Moon Knight started out being similar more to DC's Vigilant then Batman, although I'm sure they both have their roots in that character. I make that comparison becasue while there is hinting of a mystical origin (hell, Vigilant's origin has him being trained by spirits) that element is actually mostly ignored. Unlike someone commented earlier, Marc Spector was not an archeologist, but was a mercenary fighting in a war in Sudan. He'd been hired by a guy with the dubious african name of Bushman, who had a skull tattooed on his face, with steel teeth - which he didn't think might lead to the moral dilemma it, of course, lead to.

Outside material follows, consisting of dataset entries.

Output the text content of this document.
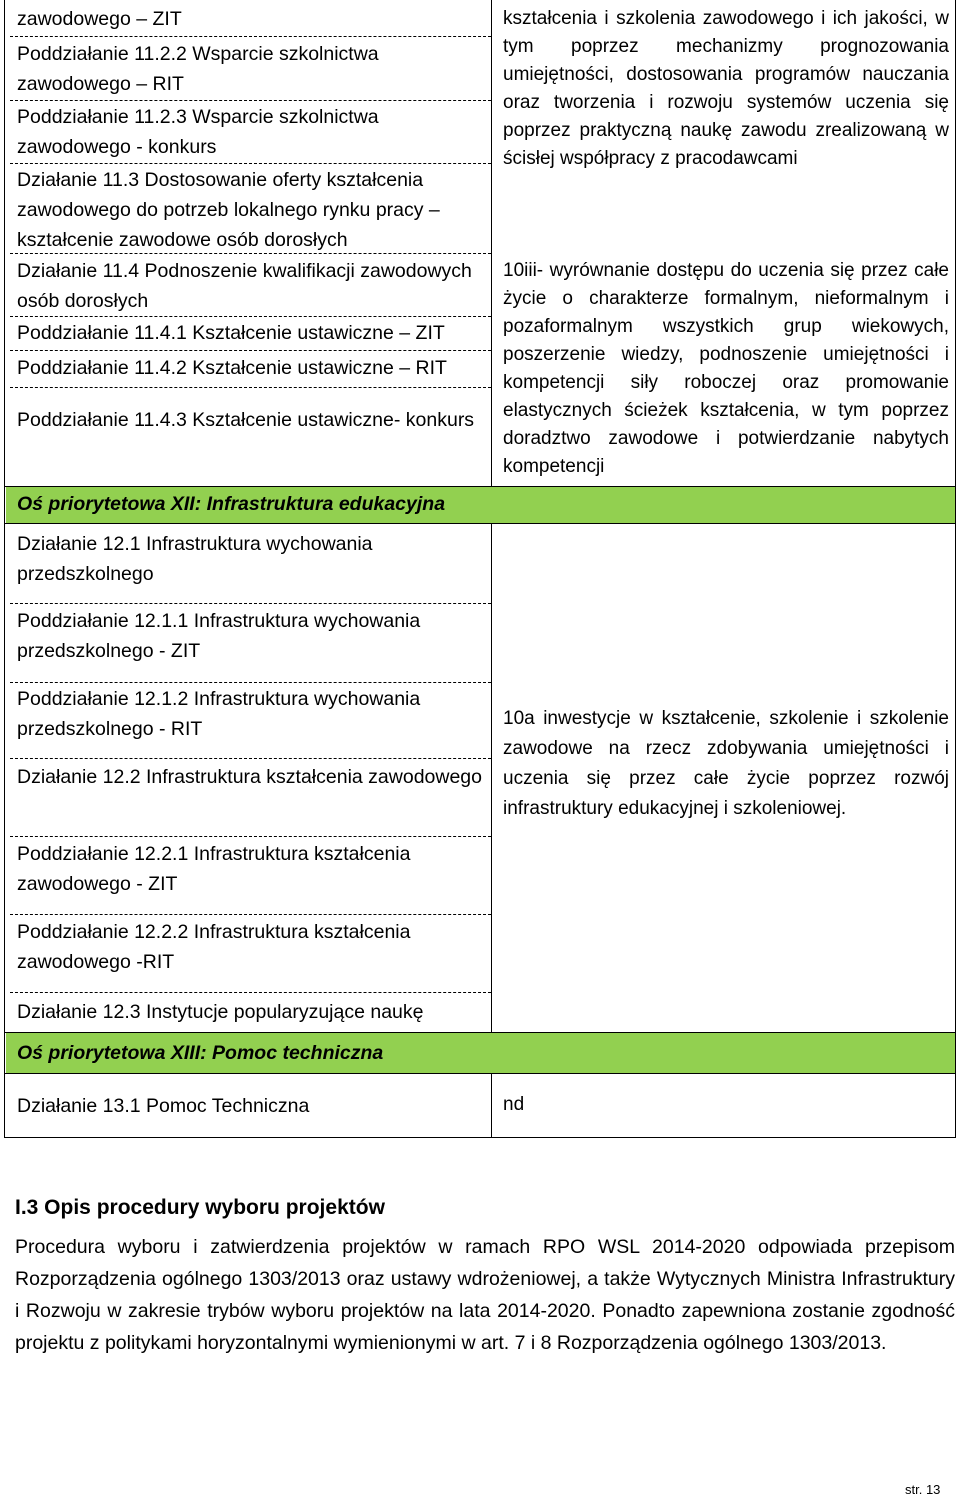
zawodowego – ZIT
Poddziałanie 11.2.2 Wsparcie szkolnictwa zawodowego – RIT
Poddziałanie 11.2.3 Wsparcie szkolnictwa zawodowego - konkurs
Działanie 11.3 Dostosowanie oferty kształcenia zawodowego do potrzeb lokalnego rynku pracy – kształcenie zawodowe osób dorosłych
Działanie 11.4 Podnoszenie kwalifikacji zawodowych osób dorosłych
Poddziałanie 11.4.1 Kształcenie ustawiczne – ZIT
Poddziałanie 11.4.2 Kształcenie ustawiczne – RIT
Poddziałanie 11.4.3 Kształcenie ustawiczne- konkurs
Oś priorytetowa XII: Infrastruktura edukacyjna
Działanie 12.1 Infrastruktura wychowania przedszkolnego
Poddziałanie 12.1.1 Infrastruktura wychowania przedszkolnego - ZIT
Poddziałanie 12.1.2 Infrastruktura wychowania przedszkolnego - RIT
Działanie 12.2 Infrastruktura kształcenia zawodowego
Poddziałanie 12.2.1 Infrastruktura kształcenia zawodowego - ZIT
Poddziałanie 12.2.2 Infrastruktura kształcenia zawodowego -RIT
Działanie 12.3 Instytucje popularyzujące naukę
Oś priorytetowa XIII: Pomoc techniczna
Działanie 13.1 Pomoc Techniczna
kształcenia i szkolenia zawodowego i ich jakości, w tym poprzez mechanizmy prognozowania umiejętności, dostosowania programów nauczania oraz tworzenia i rozwoju systemów uczenia się poprzez praktyczną naukę zawodu zrealizowaną w ścisłej współpracy z pracodawcami
10iii- wyrównanie dostępu do uczenia się przez całe życie o charakterze formalnym, nieformalnym i pozaformalnym wszystkich grup wiekowych, poszerzenie wiedzy, podnoszenie umiejętności i kompetencji siły roboczej oraz promowanie elastycznych ścieżek kształcenia, w tym poprzez doradztwo zawodowe i potwierdzanie nabytych kompetencji
10a inwestycje w kształcenie, szkolenie i szkolenie zawodowe na rzecz zdobywania umiejętności i uczenia się przez całe życie poprzez rozwój infrastruktury edukacyjnej i szkoleniowej.
nd
I.3 Opis procedury wyboru projektów
Procedura wyboru i zatwierdzenia projektów w ramach RPO WSL 2014-2020 odpowiada przepisom Rozporządzenia ogólnego 1303/2013 oraz ustawy wdrożeniowej, a także Wytycznych Ministra Infrastruktury i Rozwoju w zakresie trybów wyboru projektów na lata 2014-2020. Ponadto zapewniona zostanie zgodność projektu z politykami horyzontalnymi wymienionymi w art. 7 i 8 Rozporządzenia ogólnego 1303/2013.
str. 13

Basically, Spector refused to fight the war, especially when a blond woman who screams and cringes alot was kidnapped. Marc is captured by Bushman's people and is, of course, left for dead in the desert (why these bad guys never actually make sure people are dead is beyond me). He wakes and stumbles around the desert for a day or so before collapsing, where he is found by the people he had originally been fighting the war against, and just to prove how aulteristic they really are, bring him inside a tomb, where they leave him. He wakes up and decides that the reason for his revival was because of the statue of Khonshu he was laying in front of. Marc takes the cape and hood from the statue and rushes off to free the woman and avenge himself on the Bushman.
And in the process a strip joint is refered to as a "jiggle joint". I only include that because it is possible the single funniest thing I've read in a comic in years.
Now, I recall that in the second series, Moon Knight aquired nunchucks, but originally he used moon shaped throwing knives (hmm, familiar sounding) and didn't really have to much of a problem of killing people. This also changed in the second series where he became more nonlethal.
And that's how Moon Knight 616 came to be...with as little cynicism as I could muster. Hope that's helpful...and I hope it's nothing like what Bendis has written because if it is I'll be disappointed. I don't even mind the mystical angle being played up more than it appears to have been done in the original run, just so it isn't quite so silly sounding.